Ich sage nicht, dass das unmöglich ist. Aber eine Übergriffigkeit ist es alle mal- egal, ob nun im positiven Sinne für den betroffenen Menschen, etwa, weil man statt eines verängstigten Kinderinnens ein handlungsfähiges erwachsenes Innen sprechen will (einen unangenehmen Zustand beenden möchte) oder für sich selbst. Etwa, weil man keine Lust darauf hat, sich die x-te Schleife von Innen XY anzuhören und lieber mit Innen AB Spaß haben will.

Seit ich diese Grenze spüre, kann ich gut mit einem anderen Innen wechseln, dass sich jedes Mal (und das sehr zuverlässig) darüber aufregt, wenn es irgendwo hinter mir wabert und merkt, dass da jemand außen gerade meint, in unserer Persönlichkeit herumlatschen und Forderungen stellen zu dürfen, anstatt zu überlegen, warum eben gerade nicht das da ist, was er gerne haben möchte oder sich für uns als Einsmensch wünscht.
Dann kriegt das Außen einen Wechsel, wie verlangt (reaktives Muster: “Du musst machen, was andere verlangen”, das sich verschärft, wenn es eine Autorität verlangt) und trotzdem nicht das, was sie wollen (antherapiert wie ansozialisiertes Muster: Selbstschutz- sie kriegen die Feuerlöwin unter den Rosenblatts vor die Nase und sind froh, wenn sie weg ist –> Schutz durch Verhalten, das Menschen eher abstößt, als bindet).

Die Folge ist also eine verdeckte Spaltung und damit kein Umlernen von alten Spaltungsdynamiken, sondern eine weitere Spaltung, die sich an aktuellen Anforderungen orientiert. Und ja: Wer einmal so global dissoziiert, dass eine DIS entsteht, der kann immer und in allen Kontexten Dissoziationspotenzial freisetzen, um sich zu schützen.
Das Dissoziieren und Viele werden- mehr werden, endet nicht mit den traumatisierenden Gewalterfahrungen.
Die Spaltung passiert ja auch nicht wegen der Gewalt, sondern wegen dem, was die Gewalt bedeutet, nämlich: erzwungene Passivität, die das eigene Überleben massiv gefährdet und/oder das Individuum sein eigenes Überleben massiv gefährdet fühlen lässt.
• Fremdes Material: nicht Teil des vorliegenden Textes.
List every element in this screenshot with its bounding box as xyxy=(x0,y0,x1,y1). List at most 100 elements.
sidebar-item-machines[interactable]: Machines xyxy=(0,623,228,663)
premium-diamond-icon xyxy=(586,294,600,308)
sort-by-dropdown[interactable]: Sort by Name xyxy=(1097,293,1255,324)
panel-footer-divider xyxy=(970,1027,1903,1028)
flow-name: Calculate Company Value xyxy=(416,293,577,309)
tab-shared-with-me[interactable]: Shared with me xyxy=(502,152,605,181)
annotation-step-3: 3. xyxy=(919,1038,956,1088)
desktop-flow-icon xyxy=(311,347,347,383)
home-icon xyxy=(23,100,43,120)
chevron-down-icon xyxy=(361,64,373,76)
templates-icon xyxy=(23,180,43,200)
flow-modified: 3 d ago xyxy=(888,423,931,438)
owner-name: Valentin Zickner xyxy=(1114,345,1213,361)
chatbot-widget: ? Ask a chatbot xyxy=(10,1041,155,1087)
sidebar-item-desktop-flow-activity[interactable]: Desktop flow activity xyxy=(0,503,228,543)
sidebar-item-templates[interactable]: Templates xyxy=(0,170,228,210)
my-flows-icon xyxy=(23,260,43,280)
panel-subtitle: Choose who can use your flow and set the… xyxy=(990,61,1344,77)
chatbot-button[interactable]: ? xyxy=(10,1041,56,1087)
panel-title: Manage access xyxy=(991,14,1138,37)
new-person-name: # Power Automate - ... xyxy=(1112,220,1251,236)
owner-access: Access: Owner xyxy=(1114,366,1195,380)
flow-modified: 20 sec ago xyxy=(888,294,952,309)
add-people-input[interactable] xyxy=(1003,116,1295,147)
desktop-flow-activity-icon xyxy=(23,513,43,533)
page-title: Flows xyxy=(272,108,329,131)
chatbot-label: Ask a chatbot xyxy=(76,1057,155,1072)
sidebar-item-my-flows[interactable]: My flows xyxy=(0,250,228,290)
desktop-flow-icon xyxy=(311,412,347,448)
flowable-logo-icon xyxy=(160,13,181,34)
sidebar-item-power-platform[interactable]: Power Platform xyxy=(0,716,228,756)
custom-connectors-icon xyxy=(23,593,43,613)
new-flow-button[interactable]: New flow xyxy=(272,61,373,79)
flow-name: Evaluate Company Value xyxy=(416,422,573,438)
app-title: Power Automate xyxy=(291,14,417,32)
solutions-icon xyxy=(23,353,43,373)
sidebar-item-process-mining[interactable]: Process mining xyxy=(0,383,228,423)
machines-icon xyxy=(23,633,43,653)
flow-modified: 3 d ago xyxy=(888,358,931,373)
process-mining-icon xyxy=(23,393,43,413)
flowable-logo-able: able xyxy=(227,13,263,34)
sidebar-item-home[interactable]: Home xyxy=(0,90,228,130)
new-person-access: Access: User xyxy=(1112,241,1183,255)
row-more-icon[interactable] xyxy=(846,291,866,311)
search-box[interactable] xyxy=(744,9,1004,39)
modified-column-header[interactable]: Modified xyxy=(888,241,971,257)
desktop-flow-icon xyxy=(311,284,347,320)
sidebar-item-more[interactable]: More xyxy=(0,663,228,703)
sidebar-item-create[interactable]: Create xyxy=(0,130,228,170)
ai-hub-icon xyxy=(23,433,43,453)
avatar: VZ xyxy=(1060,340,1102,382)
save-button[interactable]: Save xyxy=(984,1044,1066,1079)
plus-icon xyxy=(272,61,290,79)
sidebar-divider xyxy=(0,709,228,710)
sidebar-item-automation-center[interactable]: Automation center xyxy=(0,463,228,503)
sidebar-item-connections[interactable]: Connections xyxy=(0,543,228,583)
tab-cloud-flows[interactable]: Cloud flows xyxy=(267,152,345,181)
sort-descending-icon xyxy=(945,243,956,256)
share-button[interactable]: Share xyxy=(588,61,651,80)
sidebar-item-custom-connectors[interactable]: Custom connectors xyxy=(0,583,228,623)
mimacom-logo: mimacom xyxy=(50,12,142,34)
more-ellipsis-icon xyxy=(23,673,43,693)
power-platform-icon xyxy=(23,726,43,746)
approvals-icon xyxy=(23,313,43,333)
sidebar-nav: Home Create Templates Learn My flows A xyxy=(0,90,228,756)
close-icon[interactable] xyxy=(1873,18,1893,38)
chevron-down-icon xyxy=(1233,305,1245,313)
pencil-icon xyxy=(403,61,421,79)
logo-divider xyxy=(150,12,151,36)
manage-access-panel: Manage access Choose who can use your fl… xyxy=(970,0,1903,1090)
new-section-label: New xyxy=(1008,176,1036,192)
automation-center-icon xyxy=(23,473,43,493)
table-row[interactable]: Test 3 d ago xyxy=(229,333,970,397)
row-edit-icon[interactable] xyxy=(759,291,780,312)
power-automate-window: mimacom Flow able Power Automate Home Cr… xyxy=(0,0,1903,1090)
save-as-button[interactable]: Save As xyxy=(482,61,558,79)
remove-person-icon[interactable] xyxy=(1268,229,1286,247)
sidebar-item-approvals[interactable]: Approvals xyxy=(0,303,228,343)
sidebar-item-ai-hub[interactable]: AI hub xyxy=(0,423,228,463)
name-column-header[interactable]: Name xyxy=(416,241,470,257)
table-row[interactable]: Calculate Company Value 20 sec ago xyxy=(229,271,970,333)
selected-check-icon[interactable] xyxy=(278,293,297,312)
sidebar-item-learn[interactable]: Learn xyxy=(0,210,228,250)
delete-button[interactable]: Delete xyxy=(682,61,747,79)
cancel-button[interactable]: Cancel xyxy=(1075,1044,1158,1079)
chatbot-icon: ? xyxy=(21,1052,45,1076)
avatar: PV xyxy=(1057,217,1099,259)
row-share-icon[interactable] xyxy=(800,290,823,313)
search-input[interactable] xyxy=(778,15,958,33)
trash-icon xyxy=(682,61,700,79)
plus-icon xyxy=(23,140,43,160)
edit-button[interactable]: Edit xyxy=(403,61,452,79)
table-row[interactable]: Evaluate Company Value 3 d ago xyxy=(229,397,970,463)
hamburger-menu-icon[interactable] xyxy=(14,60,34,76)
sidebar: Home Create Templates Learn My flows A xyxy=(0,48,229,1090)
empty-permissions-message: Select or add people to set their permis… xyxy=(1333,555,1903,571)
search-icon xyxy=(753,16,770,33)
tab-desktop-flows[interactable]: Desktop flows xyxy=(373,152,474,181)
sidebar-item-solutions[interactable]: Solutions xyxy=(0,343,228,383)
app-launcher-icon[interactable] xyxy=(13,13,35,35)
Und “massiv gefährdet” ist als Grundgefühl eben genau das, was andere Menschen bis heute in uns auslösen. Wir haben Menschen als das gefährlichste Tier auf diesem Planeten verinnerlicht und freundliches Gebaren immer wieder an Bedingungen geknüpft erlebt.
Bedingungslose Annahme erfahren wir noch nicht lange und bis zum gegenwärtigen “mit einem skeptischen Blick aus einem Augenschlitz aus weiter Entfernung mal Angucken und Annehmen, dass es sich dabei nicht um einen Trick handeln könnte- eventuell vielleicht- hypothetisch!”, dauerte es Jahre.

Eine dissoziative Identitätsstruktur zu haben heißt in gewisser Weise, permanent eine Sektglaspyramide auf einem Tablett zu balancieren, während man, vielleicht auch noch mit einem erkrankten, geschädigten, gleichfalls immer wieder reagierenden Körper, einbeinig die Alpen überquert, wie dereinst Hannibal mit seinen Elefanten.
Man kann nicht einfach mal ein Glas verschieben, damit irgend ein Bergsteiger, der einem begegnet es im Kontakt vielleicht bequemer hat. Das Mittel der Wahl ist immer genau das Glas zu reichen, das abgetreten werden kann. Ist es nicht gut genug und wird gefordert ein anderes zu reichen, kann alles kippen- es muss nicht- es kann aber und jemand der schon 20- 30 Jahre lang eine Gläserpyramide balanciert hat, der wird einen Scheiß tun, das für irgendjemanden als Risiko auf sich zu nehmen.
Im Zweifelsfall wird ein neues Glas entstehen, ohne dass es jemand merkt.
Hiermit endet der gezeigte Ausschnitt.